Тщеславие, усилившееся до известной степени в голове, от природы слабой и набитой исполинскими намерениями, весьма удобно превращается в настоящее безумие. Несмотря на то, что г. Бонапарте по стечению чрезвычайных, неслыханных обстоятельств, сделался самовластным обладателем обширного и прекрасного королевства, его желания еще не удовольствованы, его честолюбие тем еще смешнее, что страх не дает ему покоя ни на минуту. Г. Бонапарте находится теперь в положении такого человека, который, взобравшись на утес до определенной высоты, с ужасом смотрит вниз и старается лезть еще выше, чтобы не видеть пропастей, его окружающих.

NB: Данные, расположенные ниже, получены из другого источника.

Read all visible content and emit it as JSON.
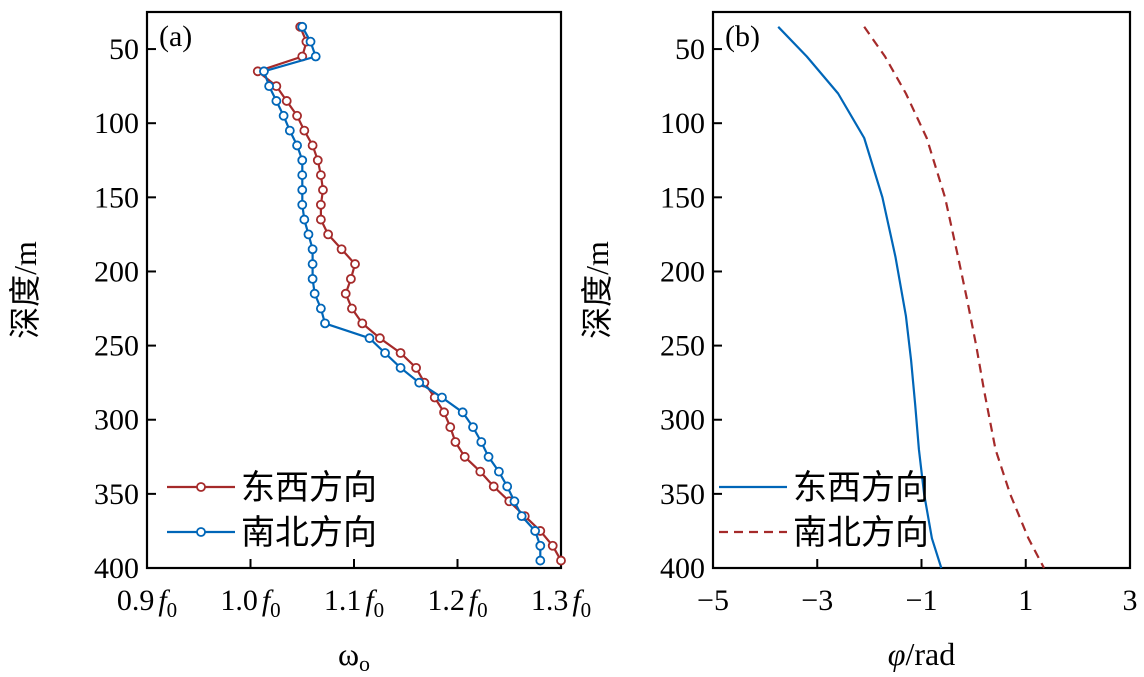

Между образцовыми произведениями нелепости, порожденными революцией, любопытнее всего письмо, в котором г. Бонапарте предлагал королю великобританскому о мире. Без сомнения, братское начало казалось автору письма значительным. Человеку, который назад тому несколько лет без успеха старался вступить в английскую службу, и который ограничивал свое честолюбие желанием служить в чине простого офицера, такому человеку конечно весьма приятно называть короля великобританского господином своим братцом! Но зачем было наполнять целое письмо вздором, по которому Европа будет судить об авторе не как об великом человеке и основателе новой династии, но как о питомце якобинского общества, который не мог еще забыть слога, бывшего в употреблении в клубах и собраниях черни?

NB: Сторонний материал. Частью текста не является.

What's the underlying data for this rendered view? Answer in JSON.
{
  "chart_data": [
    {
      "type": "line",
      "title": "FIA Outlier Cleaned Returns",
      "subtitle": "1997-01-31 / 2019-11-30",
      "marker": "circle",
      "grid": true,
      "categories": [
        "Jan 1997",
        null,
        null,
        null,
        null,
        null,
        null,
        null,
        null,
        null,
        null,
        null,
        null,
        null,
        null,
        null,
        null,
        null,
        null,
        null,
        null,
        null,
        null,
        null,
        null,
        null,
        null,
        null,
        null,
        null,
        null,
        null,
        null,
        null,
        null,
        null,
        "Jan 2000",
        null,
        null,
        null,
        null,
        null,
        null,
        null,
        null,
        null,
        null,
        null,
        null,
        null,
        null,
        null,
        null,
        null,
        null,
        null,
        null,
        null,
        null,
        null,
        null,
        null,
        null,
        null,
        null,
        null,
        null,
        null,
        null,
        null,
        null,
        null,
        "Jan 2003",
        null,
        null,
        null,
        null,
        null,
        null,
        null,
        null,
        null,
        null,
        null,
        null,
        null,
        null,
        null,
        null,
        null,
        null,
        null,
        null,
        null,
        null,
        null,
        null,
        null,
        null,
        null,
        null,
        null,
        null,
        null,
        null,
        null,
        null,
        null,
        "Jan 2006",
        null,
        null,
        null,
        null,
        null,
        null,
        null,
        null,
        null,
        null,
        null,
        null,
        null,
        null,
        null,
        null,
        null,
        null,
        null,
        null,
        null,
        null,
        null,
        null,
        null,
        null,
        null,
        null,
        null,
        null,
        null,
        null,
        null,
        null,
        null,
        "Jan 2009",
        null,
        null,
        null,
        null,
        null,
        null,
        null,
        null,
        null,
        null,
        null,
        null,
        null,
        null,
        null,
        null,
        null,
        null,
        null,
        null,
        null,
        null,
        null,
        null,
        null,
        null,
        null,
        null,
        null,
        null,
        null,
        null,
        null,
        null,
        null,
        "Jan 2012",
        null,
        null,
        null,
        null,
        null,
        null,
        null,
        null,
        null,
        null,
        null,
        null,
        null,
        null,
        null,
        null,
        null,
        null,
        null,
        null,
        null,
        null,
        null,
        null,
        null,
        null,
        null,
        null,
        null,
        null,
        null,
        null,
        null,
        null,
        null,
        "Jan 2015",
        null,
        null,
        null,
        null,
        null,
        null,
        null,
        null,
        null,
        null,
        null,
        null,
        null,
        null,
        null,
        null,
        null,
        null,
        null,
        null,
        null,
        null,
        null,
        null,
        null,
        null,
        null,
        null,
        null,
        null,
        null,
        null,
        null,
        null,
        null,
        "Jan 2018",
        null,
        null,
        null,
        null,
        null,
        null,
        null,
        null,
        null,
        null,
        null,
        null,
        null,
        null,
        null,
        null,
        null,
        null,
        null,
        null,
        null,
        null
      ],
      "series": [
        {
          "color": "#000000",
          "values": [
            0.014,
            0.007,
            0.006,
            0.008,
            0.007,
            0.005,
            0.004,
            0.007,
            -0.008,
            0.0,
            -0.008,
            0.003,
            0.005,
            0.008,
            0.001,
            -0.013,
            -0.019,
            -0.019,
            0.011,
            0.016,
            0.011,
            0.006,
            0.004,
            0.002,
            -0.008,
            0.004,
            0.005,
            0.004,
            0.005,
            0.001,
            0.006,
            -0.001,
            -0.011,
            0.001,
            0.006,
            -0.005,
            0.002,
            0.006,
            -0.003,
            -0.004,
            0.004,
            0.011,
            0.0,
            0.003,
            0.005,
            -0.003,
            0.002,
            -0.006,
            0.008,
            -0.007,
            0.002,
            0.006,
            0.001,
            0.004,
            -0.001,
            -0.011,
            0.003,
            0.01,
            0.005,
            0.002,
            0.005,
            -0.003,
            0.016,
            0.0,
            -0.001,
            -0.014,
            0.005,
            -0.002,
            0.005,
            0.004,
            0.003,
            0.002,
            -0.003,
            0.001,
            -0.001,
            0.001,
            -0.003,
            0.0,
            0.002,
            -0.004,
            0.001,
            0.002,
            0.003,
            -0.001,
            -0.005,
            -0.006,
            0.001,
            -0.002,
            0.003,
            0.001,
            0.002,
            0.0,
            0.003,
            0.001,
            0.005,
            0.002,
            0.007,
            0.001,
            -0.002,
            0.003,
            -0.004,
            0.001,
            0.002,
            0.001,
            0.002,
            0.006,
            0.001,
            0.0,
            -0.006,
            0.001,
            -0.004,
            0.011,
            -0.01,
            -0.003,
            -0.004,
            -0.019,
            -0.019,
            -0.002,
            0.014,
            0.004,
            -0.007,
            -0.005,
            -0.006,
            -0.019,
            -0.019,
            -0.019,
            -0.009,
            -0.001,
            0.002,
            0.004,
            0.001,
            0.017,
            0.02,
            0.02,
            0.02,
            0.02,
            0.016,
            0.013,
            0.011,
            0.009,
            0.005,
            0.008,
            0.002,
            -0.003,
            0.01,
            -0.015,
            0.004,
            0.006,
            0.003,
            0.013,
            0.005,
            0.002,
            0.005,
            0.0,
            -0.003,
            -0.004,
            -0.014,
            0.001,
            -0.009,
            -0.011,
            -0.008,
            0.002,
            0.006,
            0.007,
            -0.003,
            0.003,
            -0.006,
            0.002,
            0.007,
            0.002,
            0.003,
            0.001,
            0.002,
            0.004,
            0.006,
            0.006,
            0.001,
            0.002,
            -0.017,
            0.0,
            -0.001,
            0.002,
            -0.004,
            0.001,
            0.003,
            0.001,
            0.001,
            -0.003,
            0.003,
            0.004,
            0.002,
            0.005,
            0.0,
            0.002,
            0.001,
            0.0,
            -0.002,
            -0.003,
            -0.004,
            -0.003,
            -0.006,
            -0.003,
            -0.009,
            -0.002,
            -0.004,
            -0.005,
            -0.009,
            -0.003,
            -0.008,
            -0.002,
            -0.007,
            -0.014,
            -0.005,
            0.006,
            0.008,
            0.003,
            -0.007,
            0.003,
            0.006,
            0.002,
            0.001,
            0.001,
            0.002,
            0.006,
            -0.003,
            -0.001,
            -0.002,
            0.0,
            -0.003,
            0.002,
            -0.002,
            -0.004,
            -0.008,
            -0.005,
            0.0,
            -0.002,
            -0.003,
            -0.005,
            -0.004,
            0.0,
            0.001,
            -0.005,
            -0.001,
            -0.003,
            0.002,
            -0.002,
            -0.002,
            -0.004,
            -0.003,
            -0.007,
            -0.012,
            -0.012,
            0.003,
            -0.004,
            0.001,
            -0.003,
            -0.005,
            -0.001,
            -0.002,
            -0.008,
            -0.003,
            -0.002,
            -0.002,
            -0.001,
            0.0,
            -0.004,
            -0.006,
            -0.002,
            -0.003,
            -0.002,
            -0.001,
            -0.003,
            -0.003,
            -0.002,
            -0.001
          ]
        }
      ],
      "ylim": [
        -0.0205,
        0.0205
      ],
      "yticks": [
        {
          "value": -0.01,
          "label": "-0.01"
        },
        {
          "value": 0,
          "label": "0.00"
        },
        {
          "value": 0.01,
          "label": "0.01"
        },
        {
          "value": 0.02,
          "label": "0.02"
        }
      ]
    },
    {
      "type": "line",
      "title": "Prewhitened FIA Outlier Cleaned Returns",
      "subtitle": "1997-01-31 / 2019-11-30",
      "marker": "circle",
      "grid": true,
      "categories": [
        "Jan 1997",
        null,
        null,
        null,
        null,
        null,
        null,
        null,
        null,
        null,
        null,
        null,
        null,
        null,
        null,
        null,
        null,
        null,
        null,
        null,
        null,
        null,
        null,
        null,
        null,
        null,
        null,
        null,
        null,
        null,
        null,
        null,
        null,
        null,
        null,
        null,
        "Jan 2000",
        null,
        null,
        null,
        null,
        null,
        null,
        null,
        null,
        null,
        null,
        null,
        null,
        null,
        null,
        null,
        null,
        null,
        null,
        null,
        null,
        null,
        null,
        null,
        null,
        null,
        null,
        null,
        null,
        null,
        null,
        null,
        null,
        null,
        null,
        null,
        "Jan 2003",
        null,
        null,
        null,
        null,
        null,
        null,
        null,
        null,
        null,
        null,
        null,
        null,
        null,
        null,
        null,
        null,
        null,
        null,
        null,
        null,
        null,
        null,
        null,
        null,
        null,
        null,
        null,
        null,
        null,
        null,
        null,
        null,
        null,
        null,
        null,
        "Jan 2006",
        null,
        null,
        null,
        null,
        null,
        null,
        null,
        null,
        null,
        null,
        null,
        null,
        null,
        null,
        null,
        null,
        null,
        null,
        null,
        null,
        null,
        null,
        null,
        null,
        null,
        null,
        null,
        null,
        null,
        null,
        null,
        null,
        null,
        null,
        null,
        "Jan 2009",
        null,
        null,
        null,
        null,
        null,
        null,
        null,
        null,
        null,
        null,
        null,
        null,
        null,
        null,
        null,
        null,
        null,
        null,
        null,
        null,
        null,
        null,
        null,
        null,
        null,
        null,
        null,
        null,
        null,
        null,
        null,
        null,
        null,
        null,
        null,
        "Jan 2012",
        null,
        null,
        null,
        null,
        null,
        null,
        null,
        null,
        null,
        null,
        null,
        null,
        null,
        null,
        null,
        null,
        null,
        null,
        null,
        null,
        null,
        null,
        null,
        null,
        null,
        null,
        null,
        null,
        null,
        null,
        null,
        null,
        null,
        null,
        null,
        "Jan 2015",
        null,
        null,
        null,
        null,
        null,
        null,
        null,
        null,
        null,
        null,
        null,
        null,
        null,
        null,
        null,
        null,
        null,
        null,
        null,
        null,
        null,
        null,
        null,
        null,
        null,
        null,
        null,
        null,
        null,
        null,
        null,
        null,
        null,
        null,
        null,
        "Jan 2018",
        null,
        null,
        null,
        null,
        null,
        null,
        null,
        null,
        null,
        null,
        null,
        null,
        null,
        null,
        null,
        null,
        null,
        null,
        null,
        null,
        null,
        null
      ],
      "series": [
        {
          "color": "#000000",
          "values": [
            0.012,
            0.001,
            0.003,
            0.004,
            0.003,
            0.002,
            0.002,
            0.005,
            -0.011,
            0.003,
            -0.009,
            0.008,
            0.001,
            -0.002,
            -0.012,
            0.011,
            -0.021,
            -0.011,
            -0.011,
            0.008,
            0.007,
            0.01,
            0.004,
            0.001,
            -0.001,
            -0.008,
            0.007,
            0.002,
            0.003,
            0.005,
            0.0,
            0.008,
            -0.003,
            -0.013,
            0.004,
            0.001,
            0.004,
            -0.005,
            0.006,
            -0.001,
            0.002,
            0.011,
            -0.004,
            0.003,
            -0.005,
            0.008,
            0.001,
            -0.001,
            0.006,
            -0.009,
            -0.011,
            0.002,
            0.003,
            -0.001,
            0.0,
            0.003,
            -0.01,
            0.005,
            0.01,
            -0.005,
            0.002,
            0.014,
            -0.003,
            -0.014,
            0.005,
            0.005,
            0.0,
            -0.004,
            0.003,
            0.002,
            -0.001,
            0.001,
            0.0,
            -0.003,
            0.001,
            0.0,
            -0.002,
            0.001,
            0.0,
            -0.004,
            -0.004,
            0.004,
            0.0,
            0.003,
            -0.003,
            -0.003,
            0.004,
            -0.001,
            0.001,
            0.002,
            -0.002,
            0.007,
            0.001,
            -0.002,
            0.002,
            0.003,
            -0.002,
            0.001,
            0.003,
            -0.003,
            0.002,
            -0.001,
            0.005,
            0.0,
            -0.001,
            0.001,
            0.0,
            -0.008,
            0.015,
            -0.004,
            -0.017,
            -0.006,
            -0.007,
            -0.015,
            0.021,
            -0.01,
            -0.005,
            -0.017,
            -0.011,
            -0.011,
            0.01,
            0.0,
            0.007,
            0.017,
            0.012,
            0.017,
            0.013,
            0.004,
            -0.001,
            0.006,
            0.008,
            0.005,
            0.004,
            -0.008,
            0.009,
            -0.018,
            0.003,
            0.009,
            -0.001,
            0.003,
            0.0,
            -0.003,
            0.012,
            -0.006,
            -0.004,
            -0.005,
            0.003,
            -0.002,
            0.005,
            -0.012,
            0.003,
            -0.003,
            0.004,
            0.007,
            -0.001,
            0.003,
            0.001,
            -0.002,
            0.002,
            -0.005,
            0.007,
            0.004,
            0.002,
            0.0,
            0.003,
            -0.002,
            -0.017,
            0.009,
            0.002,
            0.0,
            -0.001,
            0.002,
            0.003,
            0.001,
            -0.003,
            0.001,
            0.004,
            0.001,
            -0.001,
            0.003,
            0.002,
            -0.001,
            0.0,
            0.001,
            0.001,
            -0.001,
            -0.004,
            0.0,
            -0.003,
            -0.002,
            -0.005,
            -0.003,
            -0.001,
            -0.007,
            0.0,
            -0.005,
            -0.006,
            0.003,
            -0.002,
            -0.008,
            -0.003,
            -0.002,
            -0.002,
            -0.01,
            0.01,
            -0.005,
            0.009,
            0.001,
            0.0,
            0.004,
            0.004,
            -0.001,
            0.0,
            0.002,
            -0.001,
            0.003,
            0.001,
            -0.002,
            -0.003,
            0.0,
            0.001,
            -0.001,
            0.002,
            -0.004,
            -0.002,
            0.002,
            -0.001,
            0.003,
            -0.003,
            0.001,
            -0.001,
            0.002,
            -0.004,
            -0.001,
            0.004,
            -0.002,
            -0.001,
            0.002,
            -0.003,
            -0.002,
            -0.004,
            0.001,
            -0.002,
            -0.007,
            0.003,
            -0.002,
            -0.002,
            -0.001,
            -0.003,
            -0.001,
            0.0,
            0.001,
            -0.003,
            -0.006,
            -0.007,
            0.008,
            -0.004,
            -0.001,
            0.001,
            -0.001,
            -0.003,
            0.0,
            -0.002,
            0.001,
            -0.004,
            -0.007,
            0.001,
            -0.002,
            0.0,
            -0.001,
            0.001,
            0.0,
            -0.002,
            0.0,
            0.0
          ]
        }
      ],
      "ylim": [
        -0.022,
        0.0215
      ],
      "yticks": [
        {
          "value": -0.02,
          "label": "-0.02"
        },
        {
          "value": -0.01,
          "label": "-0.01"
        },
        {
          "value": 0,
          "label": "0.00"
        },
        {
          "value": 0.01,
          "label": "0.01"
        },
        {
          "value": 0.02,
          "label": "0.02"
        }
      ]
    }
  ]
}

Г. Бонапарте пишет к его величеству, что ‘вступив на престол французский по соизволению провидения, по воле сената, народа и войска, ощущает первое чувство — желание мира’. Не говоря уже о том, что г. Бонапарте всегда взводит небылицу на провидение, на сенат, народ и войско, когда упоминает о своем воцарении, спрашивается, почему теперь, по занятии трона Бурбонов, вдруг захотелось ему заключить мир, и почему не думал о сем прежде, быв еще первым консулом? Неужели нужды Франции переменились с тех пор как, генерал Бонапарте принял на себя новое звание? Неужели Франция и Англия менее истощились в то время , когда герой Вандемьера довольствовался скромным титлом первого консула? Г. Бонапарте, провозгласив себя императором, заметил, что грешно без нужды, проливать кровь человеческую, и что совесть не может быть спокойна у тех, которые заставляют людей сражаться. Еще в первый раз г. Бонапарте заговорил о совести, это могло бы служить добрым знаком, если бы, говоря о своей совести, он не мешал тут совести монарха добродетельного, заслужившего удивление Европы и любовь своего народа. ‘Война,’ продолжает г. Бонапарте: ‘никогда не была противной моей славе.’ Надобно знать, что, говоря о славе, он разумеет свои успехи, однако ж умалчивая о походах египетском и сирийском.
Рассматривая внимательно письмо г-на Бонапарте, всякий спрашивает сам себя, для чего он обнародовал его. Неужели он думал, что Европа положится на искренность его мирных расположений, потому что в письме упоминается о его желании заключить мир, как о первом чувстве, которое он ощутил, назвавшись императором, и о том, что мир есть желание сердца его? Неужели он ласкался надеждой заставить Европу забыть его насильственные поступки и оскорбления, написавши в письме своем, что война продолжается без цели, без предполагаемых следствий, что ‘заставляют людей драться для того только, чтобы драться,’ и что ‘свет довольно обширен для того, чтобы французская и английская нации могли ужиться в покое?’ Сии пустые декламации, сия революционная высокопарность ни Францию, ни Европу не приведут в заблуждение. Европа и Франция знают, что г. Бонапарте причиной войны, знают, что он ежедневно показывает новые опыты своего неуважения к монархам, знает, что дух несогласия препятствует им принять решительные средства, приличные их достоинству.
——
Выписка из Лондонских ведомостей: Париж. 12 февраля: [Антинаполеон. заметка] // Вестн. Европы. — 1805. — Ч.21, N 9. — С.68-72.